Bio
- Age of business: 2 years
- Name of business: Sickly
- Location: Brighton and Hove, UK
- Team: 6
- Funding: €100,000
- Pitch: Sickly is a simple, efficient, online system that helps schools manage, maintain and maximise attendance.
What does Sickly do?
It automates sickness absence reports for schools, saving hours of repetitive tasks each day. Staff time and resources saved can then focus on personal engagement with parents where most needed – to address the root causes of attendance issues. No IT hassle, just minutes to set up. Parents conveniently report absence via our app or web. We also aim to provide public health organisations and schools with up-to-date anonymised information on the spread of illnesses in local areas.
How did your team meet?
Initially through a combination of sharing some of the highs and lows of parenting! We have grown from a pilot at a local school. We later advertised for energetic, experienced people who share a passion and excitement for technology and communications. We are a very human, dedicated and hardworking team. We enjoy the challenges of creating a fast developing system to make things easier for everyone.
Where did the business idea come from?
My daughter came down with scarlet fever. Only after being misdiagnosed by four doctors did we discover one of her school friends had scarlet fever shortly before. If that information had been available earlier the diagnosis would have been obvious. We started with the idea of building an app for collecting data on illnesses. We later turned Sickly into a service for schools and parents after a head teacher suggested it would be something all schools would benefit from.
Are you working with any other partners?
Right from the start we built our product in partnership with schools and want to preserve that spirit as we grow. We also partnered with the UK’s major provider of school admin software with whom we are now a technical associate. Our software is approved by local authorities and endorsed by schools. We are currently building relationships with public health organisations to enable them to use the anonymised illness data we collect.
If you were to start again, what would you do differently?
Get a bigger team sooner! We have learned a massive amount over two years about what schools need around managing, maintaining and improving attendance and behaviour. So knowing the answers sooner might have been handy. That said approaching this as outsiders enabled us to take a fresh look at what schools want, giving a thorough and vital picture of how to make the system top grade in terms of function, efficiency and positive change for schools and parents alike.
What advice would you give to other companies pitching to ODINE?
Passion and a great idea are brilliant but do tell your story clearly. Make it engaging and if you are doing interesting and beneficial things with open data, the ODINE team will be quick to pick up on it. And make sure you keep your 10-minute pitch to the time limit!
What would you say to other startups thinking of working with open data?

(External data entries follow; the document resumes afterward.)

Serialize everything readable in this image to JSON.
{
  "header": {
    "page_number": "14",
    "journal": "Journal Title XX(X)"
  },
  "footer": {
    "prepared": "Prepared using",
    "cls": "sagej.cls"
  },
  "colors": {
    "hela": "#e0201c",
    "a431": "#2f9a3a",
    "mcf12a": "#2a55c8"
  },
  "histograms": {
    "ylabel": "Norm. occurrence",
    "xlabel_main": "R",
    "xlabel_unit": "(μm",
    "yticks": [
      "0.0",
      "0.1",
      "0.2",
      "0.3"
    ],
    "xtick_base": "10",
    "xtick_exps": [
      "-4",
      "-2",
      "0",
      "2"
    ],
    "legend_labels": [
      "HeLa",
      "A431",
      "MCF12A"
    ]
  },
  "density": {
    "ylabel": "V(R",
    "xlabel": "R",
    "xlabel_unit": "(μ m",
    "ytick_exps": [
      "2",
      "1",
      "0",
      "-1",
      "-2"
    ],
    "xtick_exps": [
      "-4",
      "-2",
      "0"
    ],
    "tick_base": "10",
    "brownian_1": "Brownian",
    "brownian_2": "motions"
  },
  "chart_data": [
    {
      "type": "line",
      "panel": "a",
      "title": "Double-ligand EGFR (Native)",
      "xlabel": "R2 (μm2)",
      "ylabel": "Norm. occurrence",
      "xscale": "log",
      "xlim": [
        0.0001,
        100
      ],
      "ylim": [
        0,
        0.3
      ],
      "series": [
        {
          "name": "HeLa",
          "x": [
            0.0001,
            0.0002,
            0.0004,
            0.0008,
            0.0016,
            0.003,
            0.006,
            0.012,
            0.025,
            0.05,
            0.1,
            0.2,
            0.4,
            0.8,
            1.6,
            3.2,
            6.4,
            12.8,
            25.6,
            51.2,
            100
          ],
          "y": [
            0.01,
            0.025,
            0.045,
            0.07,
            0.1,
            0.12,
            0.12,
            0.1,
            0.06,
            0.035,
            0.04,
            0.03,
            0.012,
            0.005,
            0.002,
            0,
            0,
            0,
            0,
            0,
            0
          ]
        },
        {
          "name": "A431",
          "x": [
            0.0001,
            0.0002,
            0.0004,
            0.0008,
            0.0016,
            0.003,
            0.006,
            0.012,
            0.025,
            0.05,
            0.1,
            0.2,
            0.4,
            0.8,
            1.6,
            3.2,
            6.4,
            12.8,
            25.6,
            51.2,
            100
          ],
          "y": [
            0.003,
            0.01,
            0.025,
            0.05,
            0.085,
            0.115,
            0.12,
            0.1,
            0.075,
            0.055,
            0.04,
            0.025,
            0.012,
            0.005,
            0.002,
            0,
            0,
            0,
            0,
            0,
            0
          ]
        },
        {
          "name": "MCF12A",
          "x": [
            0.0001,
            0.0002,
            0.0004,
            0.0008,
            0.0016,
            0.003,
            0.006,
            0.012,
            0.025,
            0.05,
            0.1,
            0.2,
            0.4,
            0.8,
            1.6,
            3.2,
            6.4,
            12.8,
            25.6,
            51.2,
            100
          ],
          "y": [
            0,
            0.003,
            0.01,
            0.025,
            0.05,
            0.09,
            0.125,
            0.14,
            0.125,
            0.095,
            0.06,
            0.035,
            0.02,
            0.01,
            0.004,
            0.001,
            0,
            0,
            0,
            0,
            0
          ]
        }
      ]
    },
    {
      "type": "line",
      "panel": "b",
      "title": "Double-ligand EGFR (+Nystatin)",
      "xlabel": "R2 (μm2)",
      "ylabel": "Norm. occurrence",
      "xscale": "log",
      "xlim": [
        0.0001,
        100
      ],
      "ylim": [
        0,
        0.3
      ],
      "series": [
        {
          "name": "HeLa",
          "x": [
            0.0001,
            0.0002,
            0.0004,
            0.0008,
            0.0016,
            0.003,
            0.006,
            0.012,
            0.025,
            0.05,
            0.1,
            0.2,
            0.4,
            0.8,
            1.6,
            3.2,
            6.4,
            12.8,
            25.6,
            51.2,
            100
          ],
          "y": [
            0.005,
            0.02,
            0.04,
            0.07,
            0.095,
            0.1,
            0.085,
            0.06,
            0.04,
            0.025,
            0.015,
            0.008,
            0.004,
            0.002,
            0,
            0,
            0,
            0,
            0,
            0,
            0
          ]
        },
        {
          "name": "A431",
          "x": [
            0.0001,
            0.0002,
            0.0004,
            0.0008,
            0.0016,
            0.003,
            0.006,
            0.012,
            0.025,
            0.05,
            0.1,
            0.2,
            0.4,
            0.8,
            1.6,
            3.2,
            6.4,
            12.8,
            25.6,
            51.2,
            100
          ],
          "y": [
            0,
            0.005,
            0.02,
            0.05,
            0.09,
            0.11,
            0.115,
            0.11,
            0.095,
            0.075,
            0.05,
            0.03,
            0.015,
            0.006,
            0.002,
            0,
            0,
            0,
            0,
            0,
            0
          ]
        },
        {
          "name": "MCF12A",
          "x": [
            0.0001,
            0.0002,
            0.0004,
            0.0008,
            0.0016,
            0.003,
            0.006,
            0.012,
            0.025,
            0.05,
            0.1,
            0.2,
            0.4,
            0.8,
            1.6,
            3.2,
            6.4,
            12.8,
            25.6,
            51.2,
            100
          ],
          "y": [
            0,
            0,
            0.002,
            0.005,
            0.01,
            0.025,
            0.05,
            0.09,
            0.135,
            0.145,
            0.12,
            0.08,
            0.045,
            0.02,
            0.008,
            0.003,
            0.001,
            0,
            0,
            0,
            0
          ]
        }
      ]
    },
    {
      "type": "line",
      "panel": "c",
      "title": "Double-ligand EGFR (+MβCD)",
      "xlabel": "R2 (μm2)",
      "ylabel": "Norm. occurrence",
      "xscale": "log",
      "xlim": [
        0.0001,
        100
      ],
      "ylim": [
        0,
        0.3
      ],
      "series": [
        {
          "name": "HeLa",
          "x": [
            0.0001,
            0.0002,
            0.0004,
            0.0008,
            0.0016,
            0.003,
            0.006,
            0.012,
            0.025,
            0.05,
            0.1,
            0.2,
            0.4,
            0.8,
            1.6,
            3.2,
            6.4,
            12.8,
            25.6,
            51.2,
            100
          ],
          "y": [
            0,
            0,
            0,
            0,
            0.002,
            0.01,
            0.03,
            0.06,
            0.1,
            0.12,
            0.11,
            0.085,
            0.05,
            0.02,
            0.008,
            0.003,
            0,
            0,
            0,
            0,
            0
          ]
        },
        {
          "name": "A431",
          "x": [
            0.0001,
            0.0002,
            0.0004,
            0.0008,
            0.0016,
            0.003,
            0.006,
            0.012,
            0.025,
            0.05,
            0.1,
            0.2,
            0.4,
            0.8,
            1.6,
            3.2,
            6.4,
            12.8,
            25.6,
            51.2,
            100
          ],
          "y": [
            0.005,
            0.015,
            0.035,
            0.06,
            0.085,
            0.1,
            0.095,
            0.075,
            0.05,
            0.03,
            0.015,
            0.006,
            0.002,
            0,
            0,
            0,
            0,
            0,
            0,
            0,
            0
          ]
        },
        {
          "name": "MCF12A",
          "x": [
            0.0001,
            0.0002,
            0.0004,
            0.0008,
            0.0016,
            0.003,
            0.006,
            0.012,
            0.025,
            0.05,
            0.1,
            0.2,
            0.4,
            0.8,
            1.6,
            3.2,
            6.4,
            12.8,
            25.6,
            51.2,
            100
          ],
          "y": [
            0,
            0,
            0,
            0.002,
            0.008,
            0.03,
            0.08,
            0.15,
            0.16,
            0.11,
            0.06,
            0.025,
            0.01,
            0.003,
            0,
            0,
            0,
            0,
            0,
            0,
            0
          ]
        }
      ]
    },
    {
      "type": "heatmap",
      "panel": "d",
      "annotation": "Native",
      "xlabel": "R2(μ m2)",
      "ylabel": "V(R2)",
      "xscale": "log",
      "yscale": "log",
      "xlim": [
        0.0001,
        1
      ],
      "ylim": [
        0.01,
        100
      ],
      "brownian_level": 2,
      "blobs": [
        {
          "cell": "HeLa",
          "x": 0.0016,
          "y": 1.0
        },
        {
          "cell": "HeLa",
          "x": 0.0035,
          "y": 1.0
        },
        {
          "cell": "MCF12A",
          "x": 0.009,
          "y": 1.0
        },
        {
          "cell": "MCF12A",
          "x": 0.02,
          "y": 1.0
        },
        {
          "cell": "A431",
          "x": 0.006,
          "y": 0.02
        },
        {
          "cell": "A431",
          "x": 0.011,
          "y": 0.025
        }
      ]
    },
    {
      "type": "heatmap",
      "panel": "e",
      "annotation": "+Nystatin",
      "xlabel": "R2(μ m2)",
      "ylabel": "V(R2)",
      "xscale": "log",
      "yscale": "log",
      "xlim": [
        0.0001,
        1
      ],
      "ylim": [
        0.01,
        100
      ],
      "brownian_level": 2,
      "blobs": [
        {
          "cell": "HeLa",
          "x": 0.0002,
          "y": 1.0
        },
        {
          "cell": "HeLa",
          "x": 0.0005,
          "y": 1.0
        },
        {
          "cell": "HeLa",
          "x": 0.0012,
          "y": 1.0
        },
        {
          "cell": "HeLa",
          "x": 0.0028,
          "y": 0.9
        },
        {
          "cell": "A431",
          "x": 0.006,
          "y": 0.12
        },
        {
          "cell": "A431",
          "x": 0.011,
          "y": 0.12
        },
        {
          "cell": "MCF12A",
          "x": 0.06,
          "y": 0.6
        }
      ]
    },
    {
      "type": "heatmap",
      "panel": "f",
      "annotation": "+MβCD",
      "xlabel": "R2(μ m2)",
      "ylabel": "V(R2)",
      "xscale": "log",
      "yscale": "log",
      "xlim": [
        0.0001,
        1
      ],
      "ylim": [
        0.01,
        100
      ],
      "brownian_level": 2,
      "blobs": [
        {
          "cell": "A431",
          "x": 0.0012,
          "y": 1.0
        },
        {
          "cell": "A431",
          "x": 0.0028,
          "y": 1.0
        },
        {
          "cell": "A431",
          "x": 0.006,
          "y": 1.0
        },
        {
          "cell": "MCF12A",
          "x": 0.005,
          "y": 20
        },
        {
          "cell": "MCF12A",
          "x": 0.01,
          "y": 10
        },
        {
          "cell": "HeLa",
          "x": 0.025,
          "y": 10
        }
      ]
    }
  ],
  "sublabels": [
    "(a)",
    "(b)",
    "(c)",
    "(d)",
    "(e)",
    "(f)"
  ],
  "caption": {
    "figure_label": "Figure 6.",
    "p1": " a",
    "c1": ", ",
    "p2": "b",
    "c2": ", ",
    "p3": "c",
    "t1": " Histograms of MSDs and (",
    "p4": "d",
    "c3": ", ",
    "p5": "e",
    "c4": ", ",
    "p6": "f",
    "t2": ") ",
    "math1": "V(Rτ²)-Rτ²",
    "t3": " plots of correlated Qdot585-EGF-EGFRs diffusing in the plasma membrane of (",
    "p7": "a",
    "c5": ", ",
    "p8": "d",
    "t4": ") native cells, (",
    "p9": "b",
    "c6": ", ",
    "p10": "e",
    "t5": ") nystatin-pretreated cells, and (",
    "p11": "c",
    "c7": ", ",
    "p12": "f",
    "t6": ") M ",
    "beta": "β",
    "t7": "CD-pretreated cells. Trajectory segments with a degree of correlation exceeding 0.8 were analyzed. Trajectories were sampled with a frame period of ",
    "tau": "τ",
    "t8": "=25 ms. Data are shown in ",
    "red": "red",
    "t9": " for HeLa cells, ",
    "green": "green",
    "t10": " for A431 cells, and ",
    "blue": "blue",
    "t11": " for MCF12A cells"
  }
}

It is easy to get carried away with the coolness of open data and forget that the same things apply as for any other startup. It is about delivering a great product that people need and will pay you for. However noble your aims around open data, making your startup successful is ultimately going to be about sales – remember that.
How would you encourage big business to buy into the open data movement?
Why not try releasing some open data and see if it generates any benefits? Data that is incidental to your main business might be the place to start. As an example, we are talking to a big business who are considering opening up their staff sickness data (completely anonymised). It costs nothing to open up some data and shows you are not just about profit but also about the wider benefits. You never know it could lead to your next big revenue-generating opportunity!
What’s the key trend in open data at the moment?
As more data is being made available openly, we are starting to see the real value and promise of open data, which is in putting together data from multiple sources to deliver insights that simply were not available in the old, closed data world. It requires people with imagination to spot the opportunities and the great thing is there are now schemes like ODINE there to support you.
This article first appeared on the Guardian.